Sir William Burrell (1861-1958), the previous owner of this painting, was a Glaswegian shipping merchant and philanthropist who dedicated his life to collecting art. He acquired Hutton Castle near Berwick upon Tweed in 1916, (previously the home of Lord Tweedmouth) and set about sumptuously furnishing it with works of art and antiques. As his collection continued to grow, it soon outstripped the accommodation available in the castle and for many years much of it was widely dispersed on loan to various institutions, including the National Galleries of Scotland, England, and Wales. In 1944 Burrell presented to the city of Glasgow a great art collection, to which he added lavishly every year until the end of his life. Comprising about 8,000 objects, the Burrell collection was probably one of the largest ever assembled by one man, and certainly the largest given to a municipality.
The next owner of the present work was J.W. Blyth (1873-1962), an entrepreneur and major collector of the Scottish Colourists in his day. He amassed one of the most important collections including Roses, (sold in these Rooms on 23 October 2008 for £529,250).
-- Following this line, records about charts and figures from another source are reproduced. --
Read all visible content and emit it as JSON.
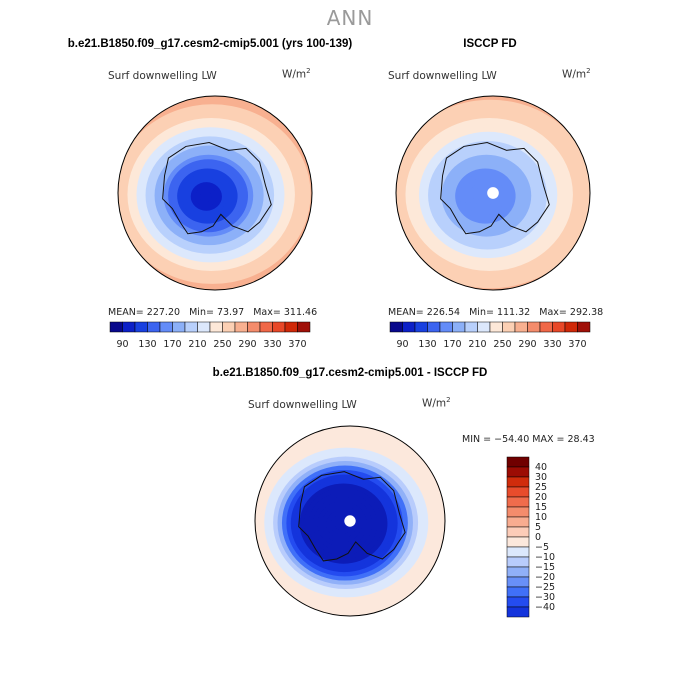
{
  "header": {
    "title": "ANN"
  },
  "colors": {
    "abs_scale": [
      "#08088c",
      "#0c20c8",
      "#1840e0",
      "#3c64f0",
      "#648cf8",
      "#8cb0f8",
      "#b8d0fc",
      "#dce8fc",
      "#fde8d8",
      "#fcd0b4",
      "#f8b090",
      "#f48c6c",
      "#f06848",
      "#e84828",
      "#d02808",
      "#a01008",
      "#6c0000"
    ],
    "diff_scale": [
      "#0c0880",
      "#0c1cb8",
      "#1434dc",
      "#244cf0",
      "#4070f8",
      "#6890f8",
      "#90b0f8",
      "#b8ccfc",
      "#dce8fc",
      "#fce8dc",
      "#fcccb8",
      "#f8ac90",
      "#f48c6c",
      "#f06c4c",
      "#e84c2c",
      "#d02c0c",
      "#9c0c04",
      "#700000"
    ],
    "land_line": "#111111"
  },
  "chart_data": [
    {
      "type": "heatmap",
      "projection": "south-polar-stereographic",
      "title": "b.e21.B1850.f09_g17.cesm2-cmip5.001 (yrs 100-139)",
      "variable": "Surf downwelling LW",
      "units": "W/m",
      "units_sup": "2",
      "stats": {
        "mean_label": "MEAN=",
        "mean": "227.20",
        "min_label": "Min=",
        "min": "73.97",
        "max_label": "Max=",
        "max": "311.46"
      },
      "levels": [
        90,
        110,
        130,
        150,
        170,
        190,
        210,
        230,
        250,
        270,
        290,
        310,
        330,
        350,
        370
      ],
      "tick_labels": [
        "90",
        "130",
        "170",
        "210",
        "250",
        "290",
        "330",
        "370"
      ],
      "radial_profile": [
        {
          "colatitude_deg": 0,
          "value": 95
        },
        {
          "colatitude_deg": 10,
          "value": 120
        },
        {
          "colatitude_deg": 20,
          "value": 185
        },
        {
          "colatitude_deg": 25,
          "value": 215
        },
        {
          "colatitude_deg": 30,
          "value": 245
        },
        {
          "colatitude_deg": 40,
          "value": 285
        },
        {
          "colatitude_deg": 50,
          "value": 310
        }
      ]
    },
    {
      "type": "heatmap",
      "projection": "south-polar-stereographic",
      "title": "ISCCP FD",
      "variable": "Surf downwelling LW",
      "units": "W/m",
      "units_sup": "2",
      "stats": {
        "mean_label": "MEAN=",
        "mean": "226.54",
        "min_label": "Min=",
        "min": "111.32",
        "max_label": "Max=",
        "max": "292.38"
      },
      "levels": [
        90,
        110,
        130,
        150,
        170,
        190,
        210,
        230,
        250,
        270,
        290,
        310,
        330,
        350,
        370
      ],
      "tick_labels": [
        "90",
        "130",
        "170",
        "210",
        "250",
        "290",
        "330",
        "370"
      ],
      "radial_profile": [
        {
          "colatitude_deg": 0,
          "value": 150
        },
        {
          "colatitude_deg": 10,
          "value": 160
        },
        {
          "colatitude_deg": 20,
          "value": 200
        },
        {
          "colatitude_deg": 25,
          "value": 225
        },
        {
          "colatitude_deg": 30,
          "value": 245
        },
        {
          "colatitude_deg": 40,
          "value": 275
        },
        {
          "colatitude_deg": 50,
          "value": 292
        }
      ]
    },
    {
      "type": "heatmap",
      "projection": "south-polar-stereographic",
      "title": "b.e21.B1850.f09_g17.cesm2-cmip5.001 - ISCCP FD",
      "variable": "Surf downwelling LW",
      "units": "W/m",
      "units_sup": "2",
      "stats_line": "MIN = −54.40 MAX =  28.43",
      "stats": {
        "min": "-54.40",
        "max": "28.43"
      },
      "levels": [
        -40,
        -30,
        -25,
        -20,
        -15,
        -10,
        -5,
        0,
        5,
        10,
        15,
        20,
        25,
        30,
        40
      ],
      "tick_labels": [
        "40",
        "30",
        "25",
        "20",
        "15",
        "10",
        "5",
        "0",
        "−5",
        "−10",
        "−15",
        "−20",
        "−25",
        "−30",
        "−40"
      ],
      "radial_profile": [
        {
          "colatitude_deg": 0,
          "value": -40
        },
        {
          "colatitude_deg": 15,
          "value": -35
        },
        {
          "colatitude_deg": 22,
          "value": -20
        },
        {
          "colatitude_deg": 27,
          "value": 0
        },
        {
          "colatitude_deg": 35,
          "value": 8
        },
        {
          "colatitude_deg": 50,
          "value": 12
        }
      ]
    }
  ]
}
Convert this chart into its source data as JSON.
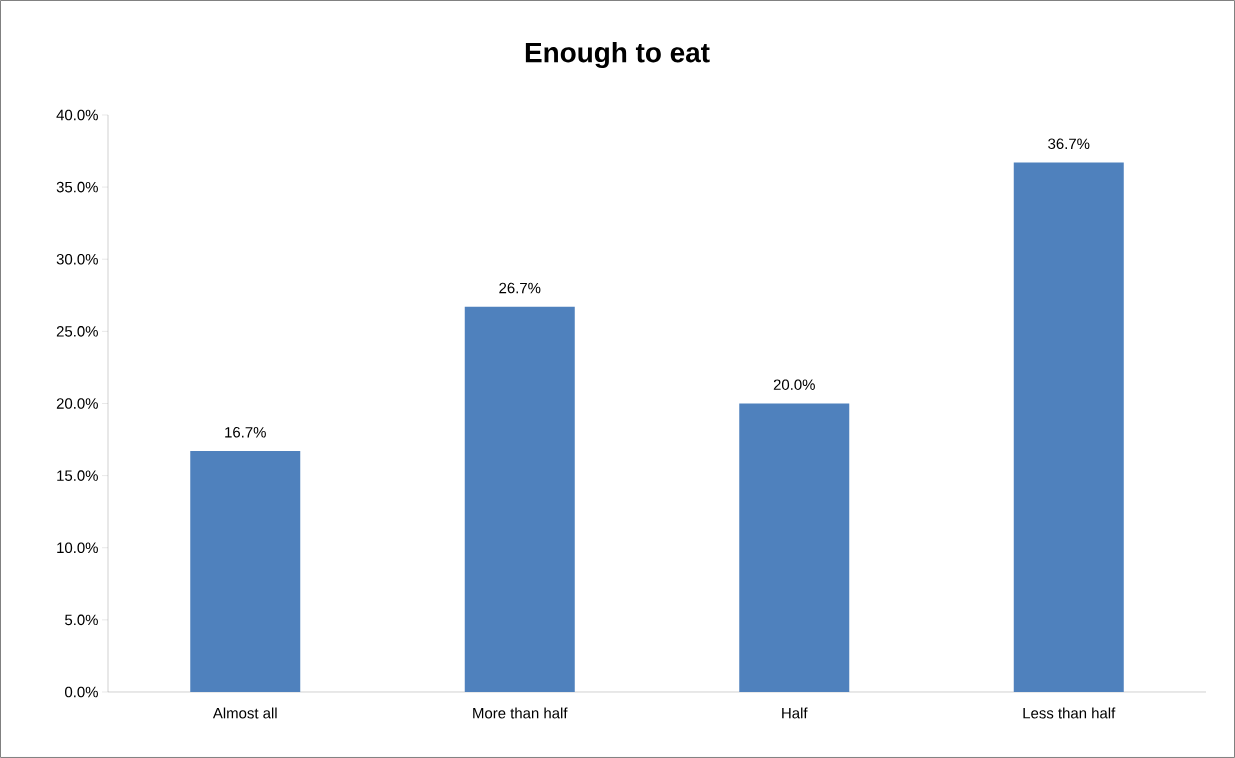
{
  "chart_data": {
    "type": "bar",
    "title": "Enough to eat",
    "categories": [
      "Almost all",
      "More than half",
      "Half",
      "Less than half"
    ],
    "values": [
      16.7,
      26.7,
      20.0,
      36.7
    ],
    "value_labels": [
      "16.7%",
      "26.7%",
      "20.0%",
      "36.7%"
    ],
    "color": "#4f81bd",
    "ylim": [
      0,
      40
    ],
    "yticks": [
      {
        "value": 0,
        "label": "0.0%"
      },
      {
        "value": 5,
        "label": "5.0%"
      },
      {
        "value": 10,
        "label": "10.0%"
      },
      {
        "value": 15,
        "label": "15.0%"
      },
      {
        "value": 20,
        "label": "20.0%"
      },
      {
        "value": 25,
        "label": "25.0%"
      },
      {
        "value": 30,
        "label": "30.0%"
      },
      {
        "value": 35,
        "label": "35.0%"
      },
      {
        "value": 40,
        "label": "40.0%"
      }
    ]
  }
}
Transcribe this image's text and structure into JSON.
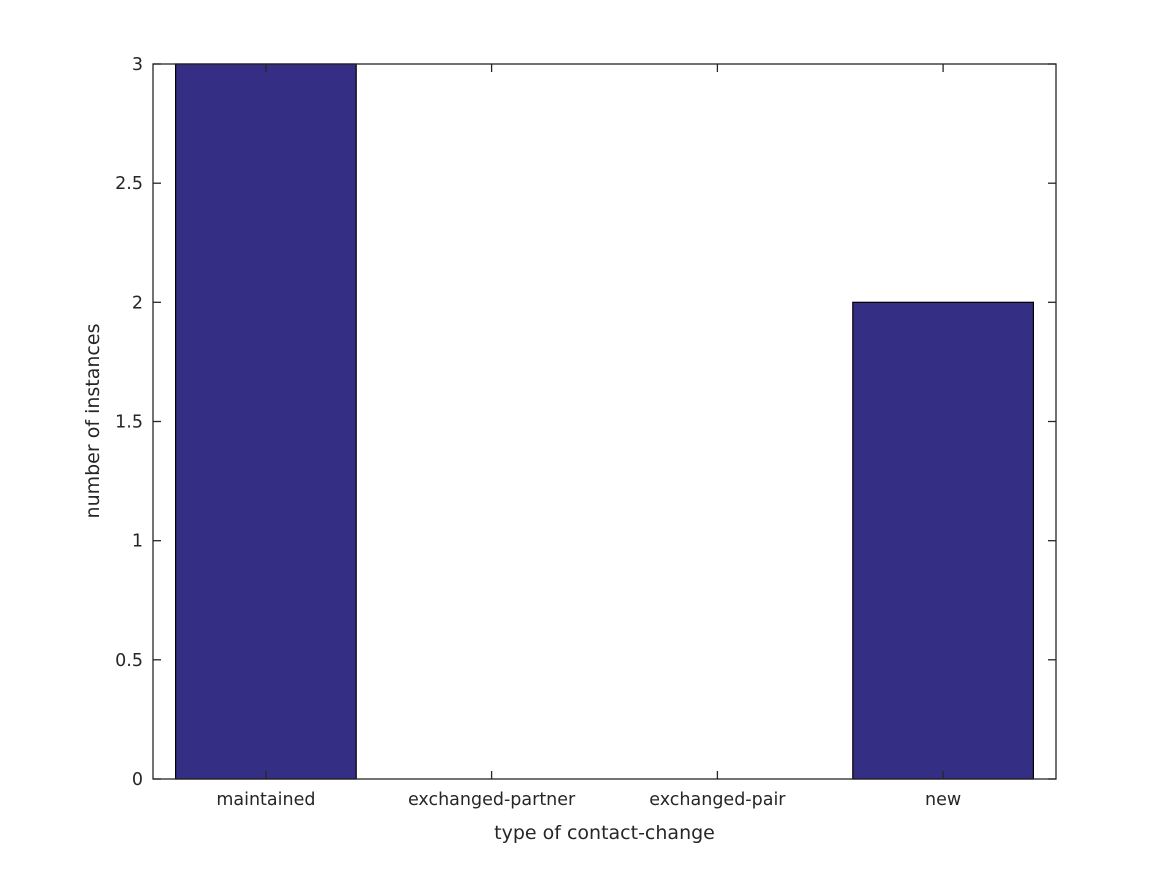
{
  "chart_data": {
    "type": "bar",
    "title": "",
    "categories": [
      "maintained",
      "exchanged-partner",
      "exchanged-pair",
      "new"
    ],
    "values": [
      3,
      0,
      0,
      2
    ],
    "xlabel": "type of contact-change",
    "ylabel": "number of instances",
    "ylim": [
      0,
      3
    ],
    "yticks": [
      0,
      0.5,
      1,
      1.5,
      2,
      2.5,
      3
    ],
    "ytick_labels": [
      "0",
      "0.5",
      "1",
      "1.5",
      "2",
      "2.5",
      "3"
    ],
    "grid": false,
    "legend": null,
    "bar_width_fraction": 0.8,
    "bar_color": "#352e85",
    "bar_edge_color": "#000000",
    "axis_color": "#262626",
    "text_color": "#262626",
    "background_color": "#ffffff",
    "box_on": true,
    "ticks_inward_all_sides": true
  }
}
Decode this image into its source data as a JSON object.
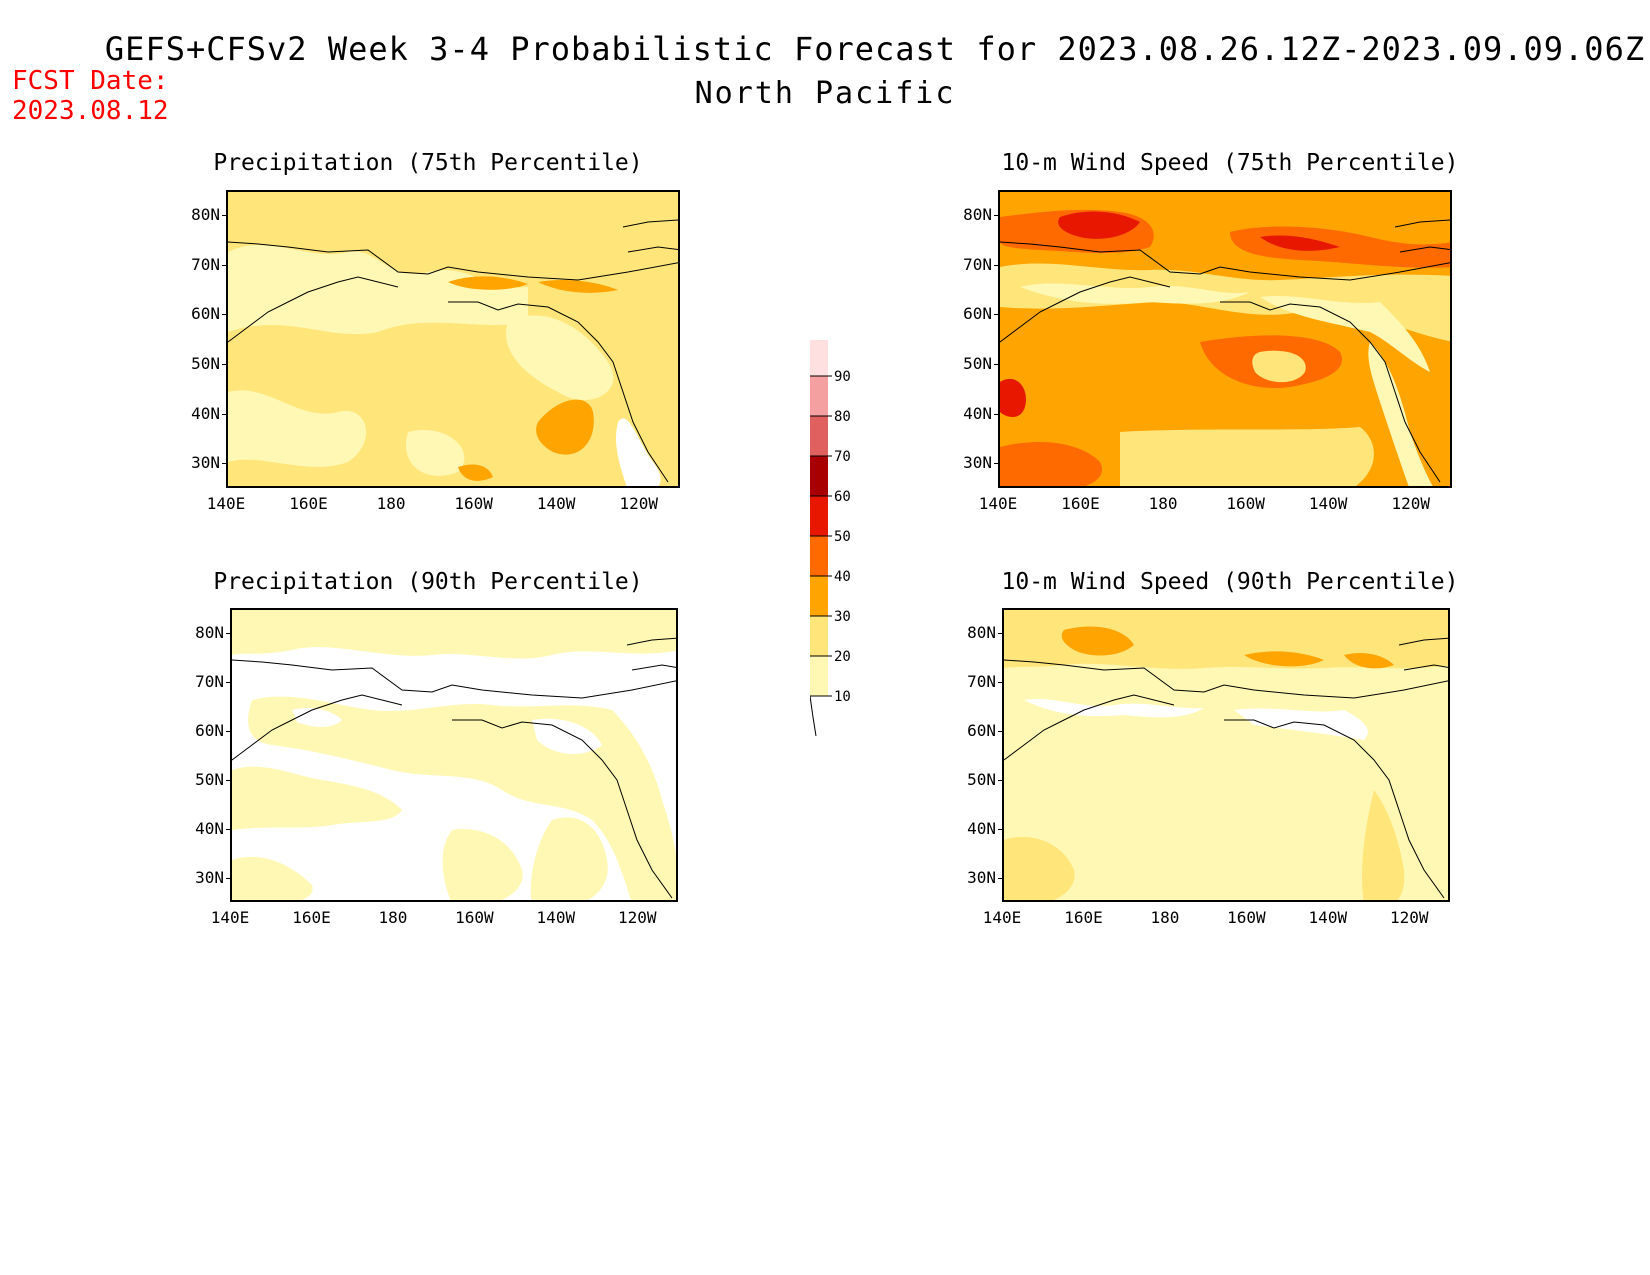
{
  "header": {
    "title": "GEFS+CFSv2 Week 3-4 Probabilistic Forecast for 2023.08.26.12Z-2023.09.09.06Z",
    "region": "North Pacific",
    "fcst_label": "FCST Date:",
    "fcst_date": "2023.08.12"
  },
  "axes": {
    "lat_labels": [
      "80N",
      "70N",
      "60N",
      "50N",
      "40N",
      "30N"
    ],
    "lon_labels": [
      "140E",
      "160E",
      "180",
      "160W",
      "140W",
      "120W"
    ]
  },
  "panels": [
    {
      "title": "Precipitation (75th Percentile)",
      "dominant_level": 20
    },
    {
      "title": "10-m Wind Speed (75th Percentile)",
      "dominant_level": 30
    },
    {
      "title": "Precipitation (90th Percentile)",
      "dominant_level": 10
    },
    {
      "title": "10-m Wind Speed (90th Percentile)",
      "dominant_level": 10
    }
  ],
  "colorbar": {
    "levels": [
      "10",
      "20",
      "30",
      "40",
      "50",
      "60",
      "70",
      "80",
      "90"
    ],
    "colors": [
      "#fff8b4",
      "#ffe57a",
      "#ffa400",
      "#ff6a00",
      "#e81800",
      "#a80000",
      "#e06060",
      "#f5a0a0",
      "#ffe0e0"
    ]
  }
}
Upon his death in 1962, Blyth gave the Kirkcaldy Art Gallery 116 pictures, which forms the basis of their collection today.
The aspidistra, which can be seen behind the white vase, was a studio prop which appeared in many paintings of this period. The plant attracted Peploe for its colour. 'That aspidistra dominated his studio for years ... it was not a plant with obvious pictorial interest, its very intractability acted as a challenge, its sword-like blades made a definite and different pattern ... He may have regarded it as a symbol ... some reflection of his inner self' (S. Cursiter, Peploe, Edinburgh, 1947, p. 55). In the present work, the apple, orange and aspidistra leaves create variety of colour and line among the white forms of the ceramics which are moulded with such solidity whilst the books are suggestive of a degree of informal intellectuality.
Perhaps the most fascinating aspect of the present work is that there is painted another painting by the artist on the reverse. Peploe frequently reused his canvases, and here we observe not a minor sketch, but a beautiful, finished still life.